A fundamental aim of the Sanctuary Model is to assist all kinds of organizations in the process of becoming trauma-responsive. A trauma-responsive environment deliberately sets about to minimize the risk of making things worse for the individuals or families who have experienced trauma and maximize the possibility of improvement while helping to guarantee safety and even recovery, for the workforce involved in providing services. Leadership training and development, skills for teamwork, cross-collaboration, and system integration all require time and sufficient freedom from immediate stress for the brains and minds of participants to engage in innovative and strategic change. Some of the greatest challenges to organizational change are the ethical problems and moral dilemmas that are rarely addressed in social service and health care environments when demands for productivity clash with patient care, even though those dilemmas powerfully impact the people delivering services as well as the clients receiving services (Bloom & Farragher, 2010; Pope, 2015). Some examples of where the allocation of resources that enables successful culture change includes all child welfare organizations including those involved with foster care; school settings where we know already there are likely to be high levels of ACEs among the children; hospital-based violence intervention programs, substance abuse programs, mental health delivery organizations, and juvenile and adult justice settings of all kinds. It is not sufficient for such organizations and systems to be trauma-informed. They need the resource allocation and leadership that enables them to become trauma-responsive.
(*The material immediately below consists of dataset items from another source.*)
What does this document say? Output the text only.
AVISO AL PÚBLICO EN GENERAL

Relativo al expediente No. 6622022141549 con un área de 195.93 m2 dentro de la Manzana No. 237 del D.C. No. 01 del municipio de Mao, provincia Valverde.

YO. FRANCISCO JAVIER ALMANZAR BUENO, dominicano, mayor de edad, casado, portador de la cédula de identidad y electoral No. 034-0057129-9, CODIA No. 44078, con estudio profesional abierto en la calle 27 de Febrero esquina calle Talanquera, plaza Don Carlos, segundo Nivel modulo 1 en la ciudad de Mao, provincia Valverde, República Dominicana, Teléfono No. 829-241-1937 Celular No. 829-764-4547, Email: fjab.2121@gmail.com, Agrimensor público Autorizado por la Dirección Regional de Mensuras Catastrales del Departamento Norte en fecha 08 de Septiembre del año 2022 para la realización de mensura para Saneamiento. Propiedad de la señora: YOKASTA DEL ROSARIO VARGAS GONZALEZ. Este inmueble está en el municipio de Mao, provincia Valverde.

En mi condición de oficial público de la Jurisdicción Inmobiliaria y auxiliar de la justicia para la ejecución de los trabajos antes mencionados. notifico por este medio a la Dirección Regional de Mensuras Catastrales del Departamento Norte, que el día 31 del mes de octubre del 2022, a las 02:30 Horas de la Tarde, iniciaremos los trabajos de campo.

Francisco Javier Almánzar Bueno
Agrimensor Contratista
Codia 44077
Additionally, a trauma-responsive environment would create a dense network of connection with community resources who could provide actual trauma-specific treatment so that true recovery from traumatic experience is possible.
Bloom, S. L. (2016). "Advancing a national cradle-to-grave-to-cradle public health agenda." Journal of Trauma & Dissociation 17(4): 383-396.
Bloom, S. L. and B. Farragher (2010). Destroying sanctuary: The crisis in human service delivery systems. New York, Oxford University Press.
Pope, K. S. (2015). "Steps to strengthen ethics in organizations: Research findings, ethics placebos and what works." Journal of Trauma & Dissociation 16(null): 139-152.